Chop or grate your onion finely.
Add chopped or grated onion, potato starch, nutmeg, and ginger to a large mixing bowl and mix to get the spices and starch evenly distributed.
Add ground meat to the bowl.
Add milk to the mixture and start to mix it together; once somewhat mixed together, add in salt and pepper.
Continue mixing until the mixture is homogeneous. You may need to add more milk if it seems dry. If you add too much milk, try to let it sit for about 15 minutes and come back to it; you can also add more starch to soak up excess liquid! The meat mix should be able to hold a shape easily and not fall apart.
Preheat a pan over medium - high heat.
Add butter or vegetable oil (or cooking oil of your choice) to the pan, and start spooning in the meatball mix to create meatballs. We use a spoon to dollop the mixture onto the pan and create more of an oval shape. If you prefer the meatballs to be round, you can roll them in your hands before putting them in the pan.
Cook on one side for 3-4 minutes, then flip each meatball. They should have a nice browned crust. You may need to move the meatballs around on the pan if the heat isn't totally even.
Let cook on the second side another 3-4 minutes, then lower the heat to medium - low. Continue to cook and monitor for doneness - probably at least another 5 minutes. The meatballs are done when they feel firm to the touch, or you can use a thermometer to check the internal temperature. It should reach 160F (71C).

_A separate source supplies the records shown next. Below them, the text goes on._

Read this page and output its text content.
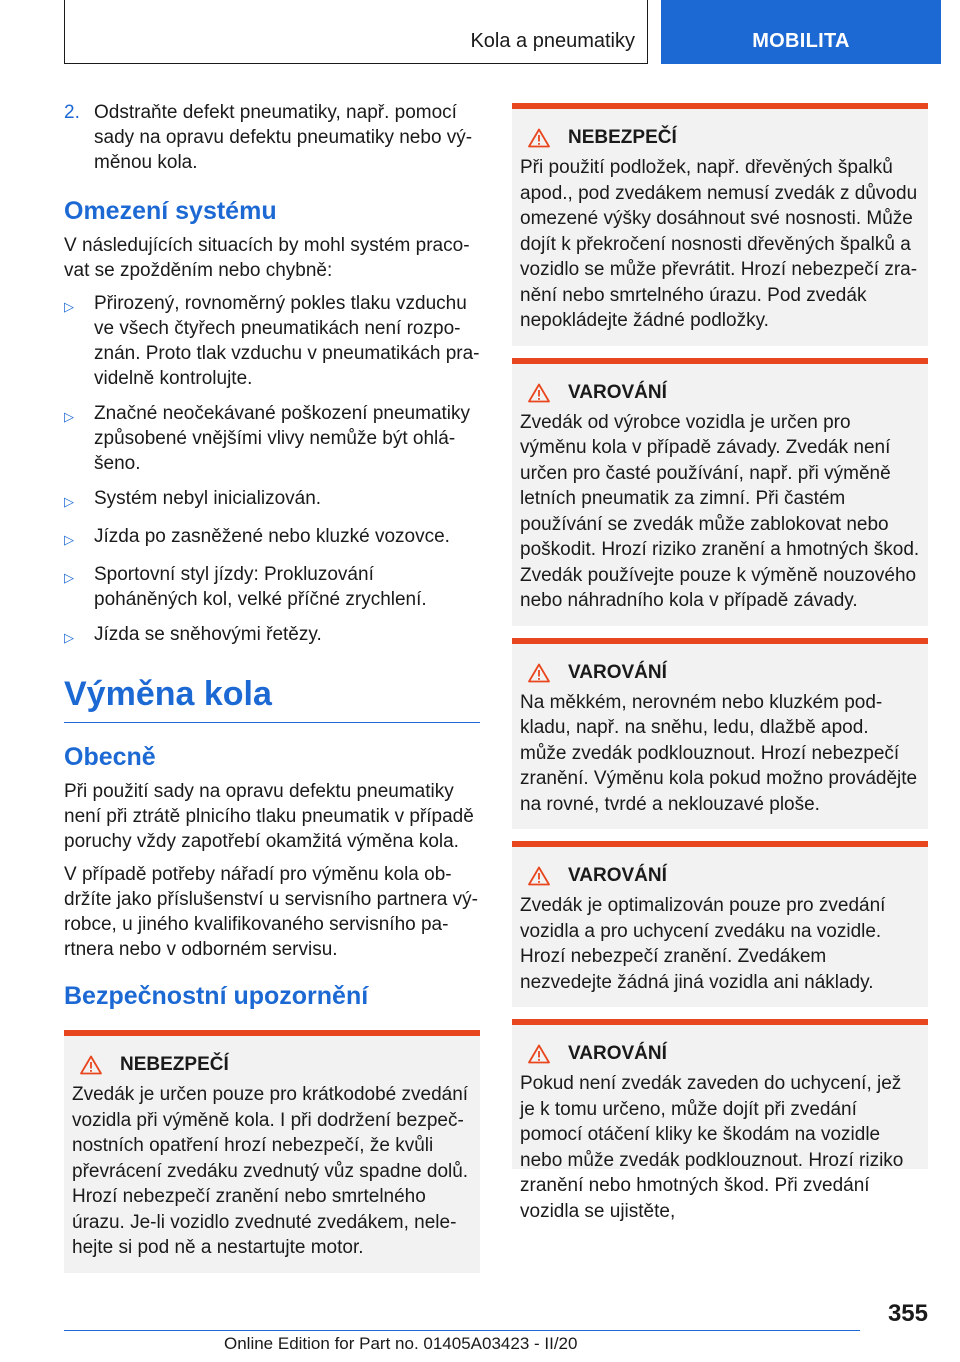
Kola a pneumatiky	MOBILITA
2. Odstraňte defekt pneumatiky, např. pomocí sady na opravu defektu pneumatiky nebo výměnou kola.
Omezení systému

V následujících situacích by mohl systém pracovat se zpožděním nebo chybně:

▷	Přirozený, rovnoměrný pokles tlaku vzduchu ve všech čtyřech pneumatikách není rozpoznán. Proto tlak vzduchu v pneumatikách pravidelně kontrolujte.
▷	Značné neočekávané poškození pneumatiky způsobené vnějšími vlivy nemůže být ohlášeno.
▷	Systém nebyl inicializován.
▷	Jízda po zasněžené nebo kluzké vozovce.
▷	Sportovní styl jízdy: Prokluzování poháněných kol, velké příčné zrychlení.
▷	Jízda se sněhovými řetězy.
Výměna kola
Obecně

Při použití sady na opravu defektu pneumatiky není při ztrátě plnicího tlaku pneumatik v případě poruchy vždy zapotřebí okamžitá výměna kola.

V případě potřeby nářadí pro výměnu kola obdržíte jako příslušenství u servisního partnera výrobce, u jiného kvalifikovaného servisního partnera nebo v odborném servisu.

Bezpečnostní upozornění
NEBEZPEČÍ

Zvedák je určen pouze pro krátkodobé zvedání vozidla při výměně kola. I při dodržení bezpečnostních opatření hrozí nebezpečí, že kvůli převrácení zvedáku zvednutý vůz spadne dolů. Hrozí nebezpečí zranění nebo smrtelného úrazu. Je-li vozidlo zvednuté zvedákem, nelehejte si pod ně a nestartujte motor.

NEBEZPEČÍ

Při použití podložek, např. dřevěných špalků apod., pod zvedákem nemusí zvedák z důvodu omezené výšky dosáhnout své nosnosti. Může dojít k překročení nosnosti dřevěných špalků a vozidlo se může převrátit. Hrozí nebezpečí zranění nebo smrtelného úrazu. Pod zvedák nepokládejte žádné podložky.

VAROVÁNÍ

Zvedák od výrobce vozidla je určen pro výměnu kola v případě závady. Zvedák není určen pro časté používání, např. při výměně letních pneumatik za zimní. Při častém používání se zvedák může zablokovat nebo poškodit. Hrozí riziko zranění a hmotných škod. Zvedák používejte pouze k výměně nouzového nebo náhradního kola v případě závady.

VAROVÁNÍ

Na měkkém, nerovném nebo kluzkém podkladu, např. na sněhu, ledu, dlažbě apod. může zvedák podklouznout. Hrozí nebezpečí zranění. Výměnu kola pokud možno provádějte na rovné, tvrdé a neklouzavé ploše.

VAROVÁNÍ

Zvedák je optimalizován pouze pro zvedání vozidla a pro uchycení zvedáku na vozidle. Hrozí nebezpečí zranění. Zvedákem nezvedejte žádná jiná vozidla ani náklady.

VAROVÁNÍ

Pokud není zvedák zaveden do uchycení, jež je k tomu určeno, může dojít při zvedání pomocí otáčení kliky ke škodám na vozidle nebo může zvedák podklouznout. Hrozí riziko zranění nebo hmotných škod. Při zvedání vozidla se ujistěte,

355
Online Edition for Part no. 01405A03423 - II/20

Remove cooked meatballs from the pan, add more oil to the pan if necessary, and repeat the cooking process for a second batch of meatballs. You can also have two pans cooking at once, we just tend to cook ours in batches.
Enjoy! If you're serving meatballs for dinner, you can make a quick brown gravy by combining beef stock with a bit of the potato starch to thicken it slightly. We like to serve our meatballs with a quick gravy, peas, stewed cabbage, and often also a potato side. Any leftovers keep great in the fridge and reheat well!